Designing a Switch Board (Part 1)


Switch systems enable the routing of test equipment signals to multiple devices or test  points, allowing for efficient measurement of multiple parameters. This is achieved through automatic sequential connection and disconnection of test equipment to the devices or test points.

Two specific use cases that are particularly relevant to me are PCB testing and measurement of analog sensors. While companies like Keithley offer specialized systems that would suffice for these tasks, I prefer a more hands-on approach so I decided to build my own system.


I initially wanted to create a board that could be controlled directly from my Keithley 2450 digital I/O pins, but as I continued to work on the project, I added more and more features, resulting in a more flexible board that included:

  • Signal rating of 200 V (100 V switching) and 1A (500 mA switching).
  • 4 shrouded banana jacks input/output and sense connectors.
  • 16 contact terminal block usable in single, 2- and 4-wire mode.
  • Reed relays.
  • Double isolation.
  • 3 sources of power: USB, 5-V pins and J-Link JTAG connector
  • USB, 5-V pins, and WIFI control.
  • A J-Link JTAG connector.
  • Power, TX, RX and relay status LEDs.
  • An RGB programmable status LED.
  • 10 x 10 cm, 4 layer PCB with ground on both inner layers.
  • ESP32 MCU.
  • Silicon Labs CP2102 USB bridge.

Implementation Details

In the following paragraphs, I will attempt to provide an explanation for the reasoning behind some of the decisions made during the design phase.


If there is one area where one does not want to cut corners that area is safety. Since the board will be used with an SMU capable of delivering up to 200 V, and considering that it can operate connected through a USB to a PC, the last thing one wants is for the energy flow through an unexpected path and end up burning a computer, and SMU, or shocking the user. For the same reason may main concern during the design was to keep it contained within the tracks designed for that purpose. For this, I increased the track clearance to the maximum that I could within the constrained 100 x 100 mm PCB space, which ended up being 1.4 mm. To add an extra layer of safety I isolated the switching section from the low voltage section that contains the USB 3 connector, the 5 V pins, and the JTAG pins using an Analog ADuM6400. I used a clerance of  6.5 mm for the top and bottom layers and 0.5 mm for the internal layers. To reduce radiated noise I overlapped the inner ground planes so as to capacitively couple them.

Switching topology

When selecting a relay, it is important to consider the trade-offs between different types. In my case, I opted for reed relays over electromagnetic relays due to their longer lifespan, despite the fact that electromagnetic relays typically handle higher currents.
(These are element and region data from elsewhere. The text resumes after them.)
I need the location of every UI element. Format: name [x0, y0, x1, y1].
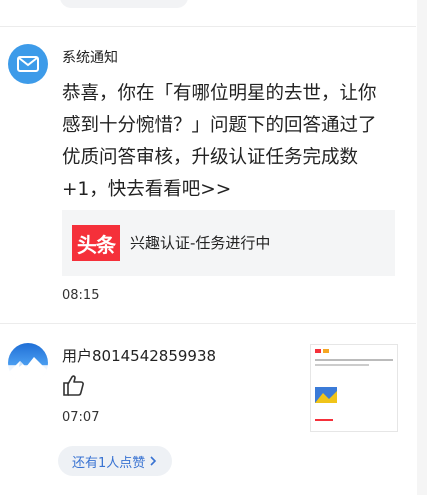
chevron-right-icon — [150, 456, 157, 466]
like-time: 07:07 — [62, 410, 100, 425]
scrollbar[interactable] — [417, 0, 427, 495]
system-notice-message[interactable]: 恭喜，你在「有哪位明星的去世，让你感到十分惋惜？」问题下的回答通过了优质问答审核… — [62, 78, 392, 206]
more-likes-button[interactable]: 还有1人点赞 — [58, 446, 173, 476]
task-card[interactable]: 头条 兴趣认证-任务进行中 — [62, 210, 395, 276]
divider-middle — [0, 323, 416, 324]
post-thumbnail[interactable] — [310, 344, 398, 432]
user-avatar[interactable] — [8, 343, 48, 383]
mail-icon — [17, 56, 39, 72]
task-card-title: 兴趣认证-任务进行中 — [130, 234, 271, 252]
system-notice-avatar[interactable] — [8, 44, 48, 84]
system-notice-time: 08:15 — [62, 288, 100, 303]
mountain-image-icon — [8, 357, 48, 383]
toutiao-logo: 头条 — [72, 225, 120, 261]
previous-item-pill[interactable] — [60, 0, 188, 8]
previous-item-area — [0, 0, 427, 26]
more-likes-label: 还有1人点赞 — [72, 455, 146, 471]
post-preview-image — [315, 349, 393, 421]
like-user-name[interactable]: 用户8014542859938 — [62, 345, 216, 366]
system-notice-sender: 系统通知 — [62, 50, 118, 66]
divider-top — [0, 26, 416, 27]
thumbs-up-icon — [63, 375, 84, 396]
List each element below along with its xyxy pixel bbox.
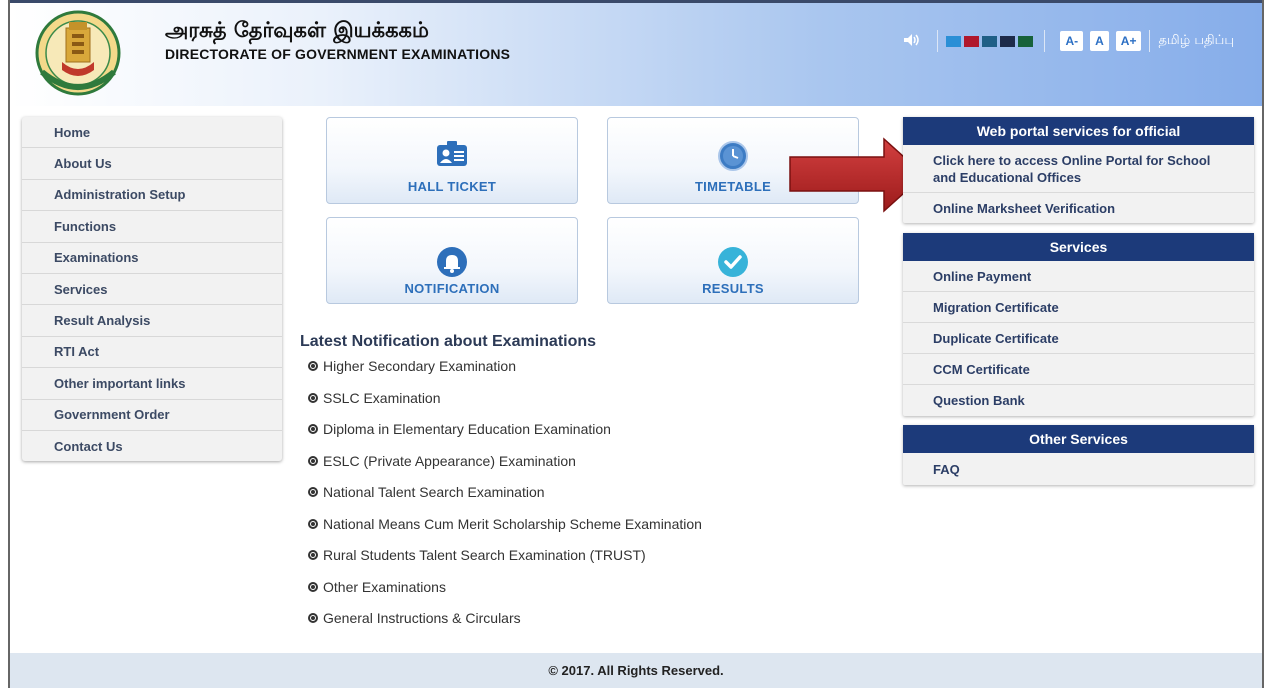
notification-link-label: Other Examinations <box>323 579 446 595</box>
nav-item-services[interactable]: Services <box>22 274 282 306</box>
results-label: RESULTS <box>702 281 764 296</box>
marksheet-verification-link[interactable]: Online Marksheet Verification <box>903 193 1254 223</box>
other-services-panel: Other Services FAQ <box>903 425 1254 485</box>
duplicate-certificate-link[interactable]: Duplicate Certificate <box>903 323 1254 354</box>
nav-item-other-important-links[interactable]: Other important links <box>22 368 282 400</box>
question-bank-link[interactable]: Question Bank <box>903 385 1254 416</box>
notification-tile[interactable]: NOTIFICATION <box>326 217 578 304</box>
notification-link-nmms[interactable]: National Means Cum Merit Scholarship Sch… <box>308 516 702 532</box>
site-header: அரசுத் தேர்வுகள் இயக்ககம் DIRECTORATE OF… <box>10 0 1262 106</box>
services-panel: Services Online Payment Migration Certif… <box>903 233 1254 416</box>
id-card-icon <box>437 141 467 166</box>
theme-swatch-green[interactable] <box>1018 35 1034 47</box>
theme-swatch-navy[interactable] <box>1000 35 1016 47</box>
notification-link-nts[interactable]: National Talent Search Examination <box>308 484 545 500</box>
nav-item-administration-setup[interactable]: Administration Setup <box>22 180 282 212</box>
bullet-icon <box>308 519 318 529</box>
bullet-icon <box>308 393 318 403</box>
nav-item-home[interactable]: Home <box>22 117 282 149</box>
theme-swatch-blue[interactable] <box>946 35 962 47</box>
hall-ticket-tile[interactable]: HALL TICKET <box>326 117 578 204</box>
online-payment-link[interactable]: Online Payment <box>903 261 1254 292</box>
bullet-icon <box>308 424 318 434</box>
nav-item-examinations[interactable]: Examinations <box>22 243 282 274</box>
nav-item-rti-act[interactable]: RTI Act <box>22 337 282 369</box>
site-title-english: DIRECTORATE OF GOVERNMENT EXAMINATIONS <box>165 46 511 62</box>
notification-link-label: ESLC (Private Appearance) Examination <box>323 453 576 469</box>
notification-link-label: Diploma in Elementary Education Examinat… <box>323 421 611 437</box>
web-portal-heading: Web portal services for official <box>903 117 1254 145</box>
nav-item-functions[interactable]: Functions <box>22 211 282 243</box>
notification-link-diploma[interactable]: Diploma in Elementary Education Examinat… <box>308 421 611 437</box>
hall-ticket-label: HALL TICKET <box>407 179 497 194</box>
notification-link-sslc[interactable]: SSLC Examination <box>308 390 441 406</box>
bullet-icon <box>308 613 318 623</box>
ccm-certificate-link[interactable]: CCM Certificate <box>903 354 1254 385</box>
bullet-icon <box>308 361 318 371</box>
sidebar-nav: Home About Us Administration Setup Funct… <box>22 117 282 461</box>
services-heading: Services <box>903 233 1254 261</box>
bullet-icon <box>308 582 318 592</box>
bell-icon <box>437 247 467 277</box>
results-tile[interactable]: RESULTS <box>607 217 859 304</box>
bullet-icon <box>308 456 318 466</box>
notification-link-trust[interactable]: Rural Students Talent Search Examination… <box>308 547 646 563</box>
bullet-icon <box>308 487 318 497</box>
theme-swatch-teal[interactable] <box>982 35 998 47</box>
notification-link-label: Higher Secondary Examination <box>323 358 516 374</box>
notification-link-higher-secondary[interactable]: Higher Secondary Examination <box>308 358 516 374</box>
nav-item-government-order[interactable]: Government Order <box>22 400 282 431</box>
toolbar-separator <box>1044 30 1046 52</box>
tamilnadu-emblem-icon[interactable] <box>32 10 124 96</box>
notification-link-label: National Talent Search Examination <box>323 484 545 500</box>
font-decrease-button[interactable]: A- <box>1060 31 1084 51</box>
tamil-version-link[interactable]: தமிழ் பதிப்பு <box>1158 33 1234 49</box>
notification-link-label: Rural Students Talent Search Examination… <box>323 547 646 563</box>
faq-link[interactable]: FAQ <box>903 453 1254 485</box>
notifications-heading: Latest Notification about Examinations <box>300 333 597 350</box>
footer-copyright: © 2017. All Rights Reserved. <box>10 653 1262 688</box>
web-portal-panel: Web portal services for official Click h… <box>903 117 1254 223</box>
font-increase-button[interactable]: A+ <box>1115 31 1142 51</box>
site-title-tamil: அரசுத் தேர்வுகள் இயக்ககம் <box>165 18 429 42</box>
checkmark-icon <box>718 247 748 277</box>
notification-link-eslc[interactable]: ESLC (Private Appearance) Examination <box>308 453 576 469</box>
page-frame: அரசுத் தேர்வுகள் இயக்ககம் DIRECTORATE OF… <box>8 0 1264 688</box>
header-top-line <box>10 0 1262 3</box>
notification-link-label: National Means Cum Merit Scholarship Sch… <box>323 516 702 532</box>
toolbar-separator <box>1149 30 1151 52</box>
bullet-icon <box>308 550 318 560</box>
notification-link-label: SSLC Examination <box>323 390 441 406</box>
notification-link-label: General Instructions & Circulars <box>323 610 521 626</box>
online-portal-link[interactable]: Click here to access Online Portal for S… <box>903 145 1254 193</box>
nav-item-result-analysis[interactable]: Result Analysis <box>22 305 282 337</box>
clock-icon <box>718 141 748 171</box>
theme-swatch-red[interactable] <box>964 35 980 47</box>
other-services-heading: Other Services <box>903 425 1254 453</box>
nav-item-contact-us[interactable]: Contact Us <box>22 431 282 462</box>
font-reset-button[interactable]: A <box>1090 31 1109 51</box>
notification-link-instructions[interactable]: General Instructions & Circulars <box>308 610 521 626</box>
notification-label: NOTIFICATION <box>404 281 500 296</box>
accessibility-toolbar: A- A A+ தமிழ் பதிப்பு <box>903 30 1234 52</box>
notification-link-other[interactable]: Other Examinations <box>308 579 446 595</box>
speaker-icon[interactable] <box>903 33 921 50</box>
toolbar-separator <box>937 30 939 52</box>
nav-item-about-us[interactable]: About Us <box>22 148 282 180</box>
migration-certificate-link[interactable]: Migration Certificate <box>903 292 1254 323</box>
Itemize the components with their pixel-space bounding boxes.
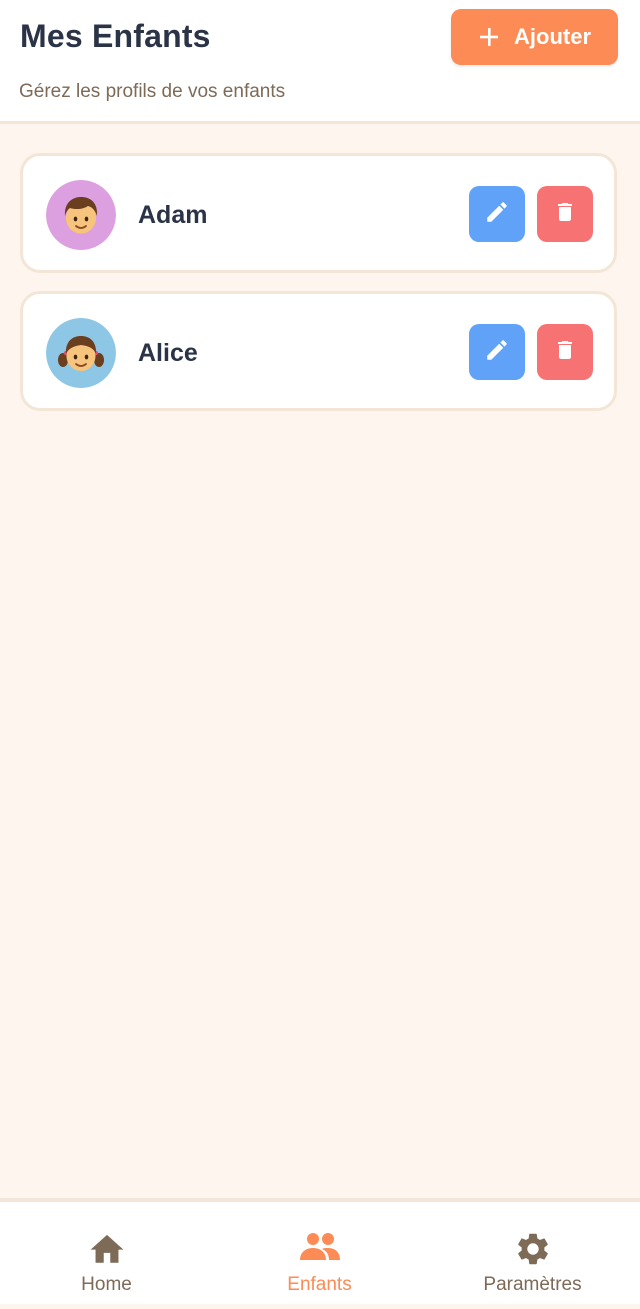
nav-item-home[interactable]: Home [0, 1202, 213, 1307]
gear-icon [514, 1230, 552, 1273]
add-button-label: Ajouter [514, 24, 591, 49]
child-name: Alice [138, 339, 198, 367]
pencil-icon [484, 337, 510, 368]
add-child-button[interactable]: Ajouter [451, 9, 618, 65]
nav-item-enfants[interactable]: Enfants [213, 1202, 426, 1307]
edit-button[interactable] [469, 324, 525, 380]
child-card[interactable]: Adam [20, 153, 617, 273]
pencil-icon [484, 199, 510, 230]
page-header: Mes Enfants Gérez les profils de vos enf… [0, 0, 640, 124]
nav-label-home: Home [81, 1274, 132, 1295]
girl-avatar-icon [46, 318, 116, 388]
trash-icon [553, 199, 577, 230]
plus-icon [478, 26, 500, 48]
edit-button[interactable] [469, 186, 525, 242]
screen: Mes Enfants Gérez les profils de vos enf… [0, 0, 640, 1309]
bottom-nav: Home Enfants Paramètres [0, 1198, 640, 1309]
page-subtitle: Gérez les profils de vos enfants [19, 81, 286, 102]
nav-item-parametres[interactable]: Paramètres [426, 1202, 639, 1307]
delete-button[interactable] [537, 324, 593, 380]
page-title: Mes Enfants [20, 18, 211, 54]
boy-avatar-icon [46, 180, 116, 250]
child-name: Adam [138, 201, 208, 229]
child-card[interactable]: Alice [20, 291, 617, 411]
nav-label-enfants: Enfants [287, 1274, 352, 1295]
people-icon [298, 1230, 342, 1269]
nav-label-parametres: Paramètres [483, 1274, 582, 1295]
trash-icon [553, 337, 577, 368]
home-icon [87, 1230, 127, 1271]
delete-button[interactable] [537, 186, 593, 242]
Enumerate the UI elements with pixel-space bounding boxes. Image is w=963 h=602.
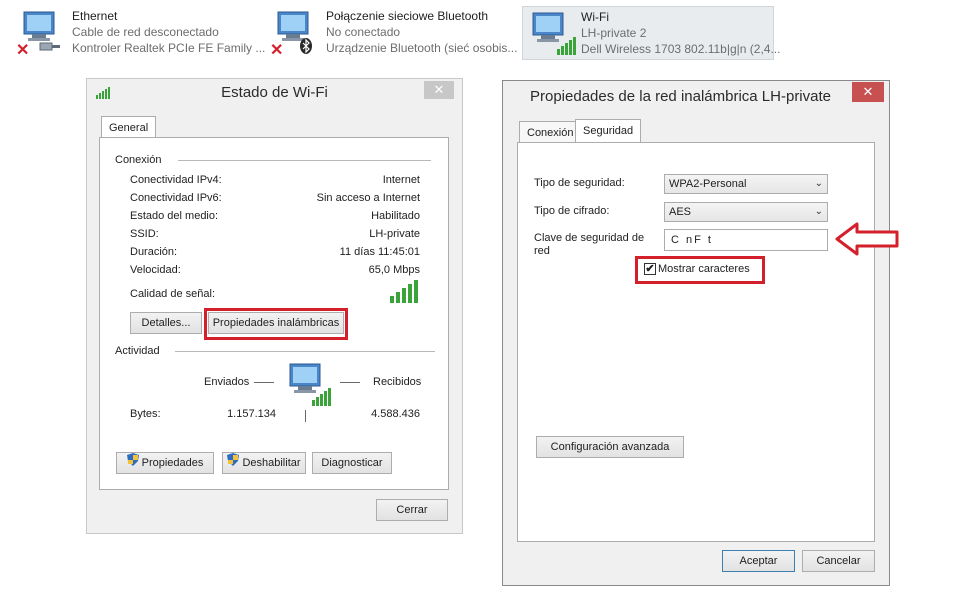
adapter-name: Połączenie sieciowe Bluetooth bbox=[326, 9, 489, 23]
bytes-sent: 1.157.134 bbox=[227, 408, 276, 420]
security-type-label: Tipo de seguridad: bbox=[534, 177, 625, 189]
adapter-name: Ethernet bbox=[72, 9, 118, 23]
divider bbox=[305, 410, 306, 422]
chevron-down-icon: ⌄ bbox=[814, 178, 823, 189]
highlight-box bbox=[635, 256, 765, 284]
field-value: Habilitado bbox=[371, 210, 420, 222]
select-value: AES bbox=[669, 206, 692, 218]
shield-icon bbox=[227, 453, 240, 473]
dialog-title: Propiedades de la red inalámbrica LH-pri… bbox=[530, 88, 831, 105]
tab-label: General bbox=[109, 122, 149, 134]
encryption-type-label: Tipo de cifrado: bbox=[534, 205, 610, 217]
general-panel: Conexión Conectividad IPv4: Internet Con… bbox=[99, 137, 449, 490]
bytes-received: 4.588.436 bbox=[371, 408, 420, 420]
adapter-name: Wi-Fi bbox=[581, 10, 609, 24]
dialog-title: Estado de Wi-Fi bbox=[221, 84, 328, 101]
details-button[interactable]: Detalles... bbox=[130, 312, 202, 334]
adapter-device: Kontroler Realtek PCIe FE Family ... bbox=[72, 41, 266, 55]
accept-button[interactable]: Aceptar bbox=[722, 550, 795, 572]
adapter-device: Dell Wireless 1703 802.11b|g|n (2,4... bbox=[581, 42, 781, 56]
chevron-down-icon: ⌄ bbox=[814, 206, 823, 217]
error-x-icon: ✕ bbox=[16, 42, 30, 59]
received-label: Recibidos bbox=[373, 376, 422, 388]
sent-label: Enviados bbox=[204, 376, 250, 388]
close-button[interactable]: ✕ bbox=[424, 81, 454, 99]
field-label: SSID: bbox=[130, 228, 159, 240]
divider bbox=[175, 351, 435, 352]
select-value: WPA2-Personal bbox=[669, 178, 747, 190]
field-label: Estado del medio: bbox=[130, 210, 219, 222]
divider bbox=[340, 382, 360, 383]
security-type-select[interactable]: WPA2-Personal ⌄ bbox=[664, 174, 828, 194]
field-value: Internet bbox=[382, 174, 420, 186]
section-heading: Conexión bbox=[115, 154, 162, 166]
divider bbox=[178, 160, 431, 161]
arrow-left-icon bbox=[835, 222, 901, 256]
security-key-input[interactable]: C nF t bbox=[664, 229, 828, 251]
close-icon: ✕ bbox=[862, 84, 874, 99]
adapter-status: LH-private 2 bbox=[581, 26, 647, 40]
button-label: Propiedades bbox=[141, 457, 204, 469]
cancel-button[interactable]: Cancelar bbox=[802, 550, 875, 572]
signal-strength-icon bbox=[390, 278, 424, 304]
properties-button[interactable]: Propiedades bbox=[116, 452, 214, 474]
bluetooth-icon bbox=[300, 38, 312, 54]
wifi-status-dialog: Estado de Wi-Fi ✕ General Conexión Conec… bbox=[86, 78, 463, 534]
highlight-box bbox=[204, 308, 348, 340]
divider bbox=[254, 382, 274, 383]
section-heading: Actividad bbox=[115, 345, 160, 357]
adapter-bluetooth[interactable]: ✕ Połączenie sieciowe Bluetooth No conec… bbox=[268, 6, 518, 59]
tab-general[interactable]: General bbox=[101, 116, 157, 138]
adapter-status: Cable de red desconectado bbox=[72, 25, 219, 39]
network-activity-icon bbox=[286, 362, 336, 408]
adapter-device: Urządzenie Bluetooth (sieć osobis... bbox=[326, 41, 518, 55]
tab-security[interactable]: Seguridad bbox=[575, 119, 642, 143]
tab-connection[interactable]: Conexión bbox=[519, 121, 582, 143]
disable-button[interactable]: Deshabilitar bbox=[222, 452, 306, 474]
field-value: LH-private bbox=[369, 228, 420, 240]
button-label: Deshabilitar bbox=[242, 457, 301, 469]
field-label: Duración: bbox=[130, 246, 178, 258]
adapter-ethernet[interactable]: ✕ Ethernet Cable de red desconectado Kon… bbox=[14, 6, 266, 59]
field-label: Conectividad IPv4: bbox=[130, 174, 222, 186]
error-x-icon: ✕ bbox=[270, 42, 284, 59]
field-value: 65,0 Mbps bbox=[368, 264, 420, 276]
close-button[interactable]: ✕ bbox=[852, 82, 884, 102]
advanced-settings-button[interactable]: Configuración avanzada bbox=[536, 436, 684, 458]
field-value: Sin acceso a Internet bbox=[316, 192, 420, 204]
field-label: Velocidad: bbox=[130, 264, 181, 276]
encryption-type-select[interactable]: AES ⌄ bbox=[664, 202, 828, 222]
close-icon: ✕ bbox=[433, 82, 445, 97]
tab-label: Conexión bbox=[527, 127, 574, 139]
ethernet-cable-icon bbox=[38, 40, 62, 52]
tab-label: Seguridad bbox=[583, 125, 634, 137]
field-label: Conectividad IPv6: bbox=[130, 192, 222, 204]
security-key-label: Clave de seguridad de red bbox=[534, 232, 645, 257]
network-adapter-icon bbox=[527, 9, 577, 59]
shield-icon bbox=[126, 453, 139, 473]
bytes-label: Bytes: bbox=[130, 408, 161, 420]
signal-quality-label: Calidad de señal: bbox=[130, 288, 216, 300]
adapter-wifi[interactable]: Wi-Fi LH-private 2 Dell Wireless 1703 80… bbox=[522, 6, 780, 60]
security-panel: Tipo de seguridad: WPA2-Personal ⌄ Tipo … bbox=[517, 142, 875, 542]
adapter-status: No conectado bbox=[326, 25, 401, 39]
close-dialog-button[interactable]: Cerrar bbox=[376, 499, 448, 521]
wireless-properties-dialog: Propiedades de la red inalámbrica LH-pri… bbox=[502, 80, 890, 586]
field-value: 11 días 11:45:01 bbox=[339, 246, 420, 258]
diagnose-button[interactable]: Diagnosticar bbox=[312, 452, 392, 474]
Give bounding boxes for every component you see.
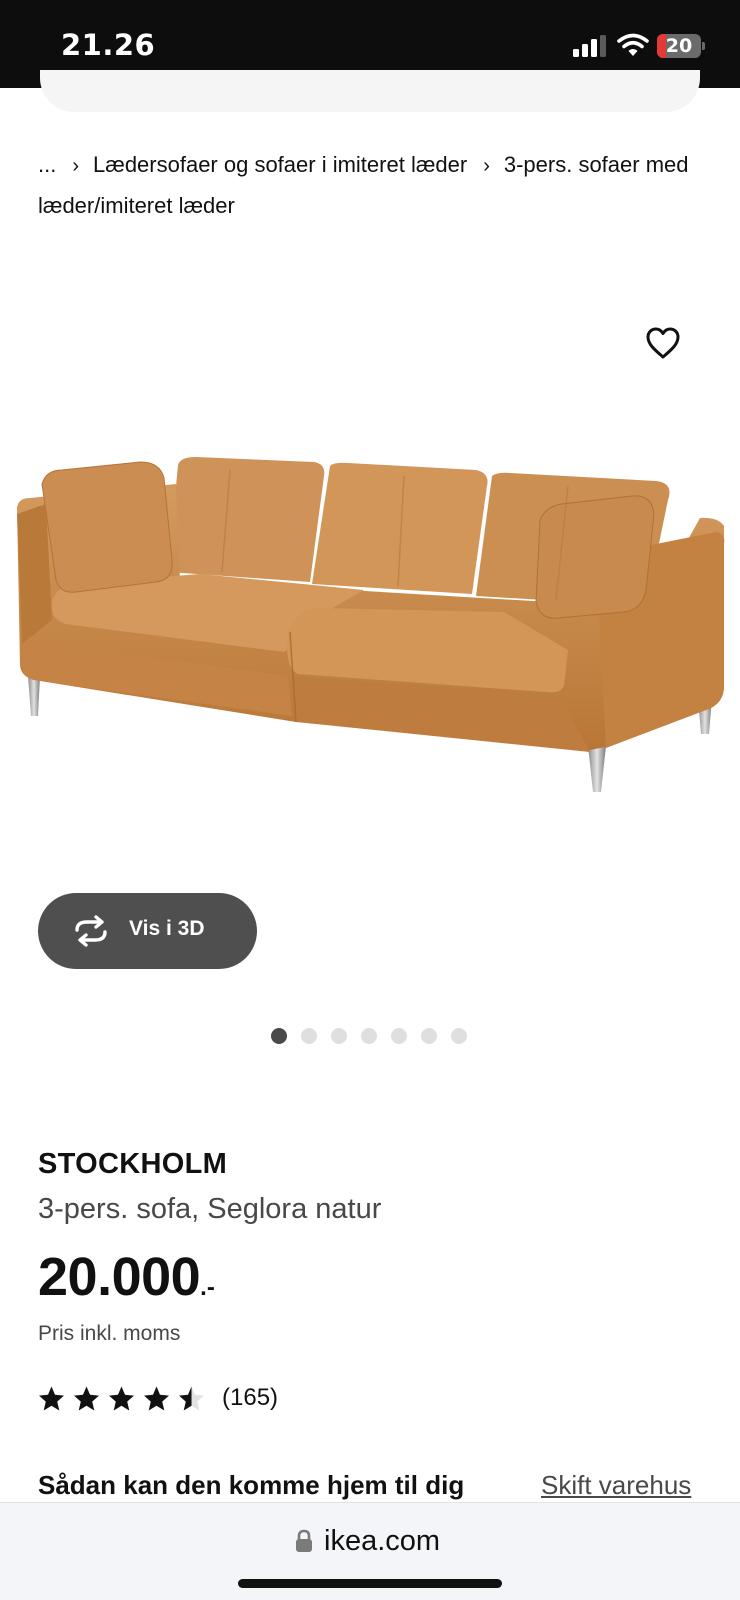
sofa-image[interactable] [0, 440, 740, 820]
delivery-heading: Sådan kan den komme hjem til dig [38, 1470, 465, 1500]
search-bar[interactable] [40, 70, 700, 112]
change-store-link[interactable]: Skift varehus [541, 1470, 691, 1501]
carousel-dot[interactable] [391, 1028, 407, 1044]
price-amount: 20.000 [38, 1247, 201, 1307]
breadcrumb-ellipsis[interactable]: ... [38, 152, 56, 177]
star-half-icon [179, 1386, 204, 1410]
home-indicator[interactable] [238, 1579, 502, 1588]
breadcrumb: ... › Lædersofaer og sofaer i imiteret læd… [38, 145, 708, 226]
rotate-3d-icon [75, 915, 107, 947]
product-price: 20.000.- [38, 1246, 215, 1308]
price-suffix: .- [200, 1274, 215, 1301]
status-time: 21.26 [61, 28, 156, 62]
cellular-signal-icon [573, 35, 606, 57]
url-text[interactable]: ikea.com [324, 1525, 440, 1558]
carousel-dot[interactable] [421, 1028, 437, 1044]
carousel-dot[interactable] [361, 1028, 377, 1044]
wifi-icon [617, 33, 649, 56]
carousel-dot[interactable] [271, 1028, 287, 1044]
carousel-dot[interactable] [301, 1028, 317, 1044]
product-description: 3-pers. sofa, Seglora natur [38, 1193, 382, 1225]
rating-stars [38, 1385, 205, 1412]
battery-level: 20 [665, 35, 693, 57]
product-name: STOCKHOLM [38, 1148, 228, 1180]
carousel-dot[interactable] [451, 1028, 467, 1044]
breadcrumb-item-leather-sofas[interactable]: Lædersofaer og sofaer i imiteret læder [93, 152, 467, 177]
star-full-icon [109, 1386, 134, 1410]
heart-icon[interactable] [645, 326, 681, 360]
view-3d-label: Vis i 3D [129, 917, 205, 940]
product-rating[interactable]: (165) [38, 1383, 278, 1413]
chevron-right-icon: › [483, 155, 490, 177]
star-full-icon [74, 1386, 99, 1410]
chevron-right-icon: › [72, 155, 80, 177]
review-count[interactable]: (165) [222, 1384, 278, 1412]
view-3d-button[interactable]: Vis i 3D [38, 893, 257, 969]
star-full-icon [39, 1386, 64, 1410]
image-carousel-dots [271, 1028, 467, 1044]
browser-address-bar[interactable]: ikea.com [0, 1502, 740, 1600]
battery-indicator: 20 [657, 34, 705, 58]
price-note: Pris inkl. moms [38, 1322, 181, 1345]
lock-icon [296, 1529, 312, 1552]
carousel-dot[interactable] [331, 1028, 347, 1044]
star-full-icon [144, 1386, 169, 1410]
I also chose reed relays over solid state relays, as they have more suitable characteristics such no current leakage even though solid state relays may have a longer lifespan and handle higher currents.

To keep the relay count and PCB real-estate low I went for an 2- and 4-wire design. The network operates as either 8 2-wire channels or as 4 4-wire channels, but by manually connecting the positive and negative input channels it is possible operate it as 16 single wire channels.

Switching topology


Power can be provided from three different 5 V power sources: the USB connector, the J-Link connector and the digital I/O connector. In the non-isolated section of the PCB, two rails are employed: one that is powered by the 5 V source and another that provides 3.3 V via an LDO. In contrast, the isolated section operates solely on a single 5 V rail, which is powered by the Analog ADuM6400.


The board was manufactured and assembled by JLPCB. In order to minimize expenses, the connectors (including banana, screw, USB, and 2.54 mm), the reed relays, the RGB LED, and the back side diodes were purchased from AliExpress and soldered manually at home.

Switch Board

Luckily I committed only two mistakes in the design. The first was a pull-up resistor that led to misconfiguration of the microcontroller module. The second was mistakenly setting the UART LEDs to turn off during transmission instead of the opposite way. The former mistake was rectified easily by removing the resistor, whereas for the latter, I opted not to correct it, as it did not affect the board’s functionality.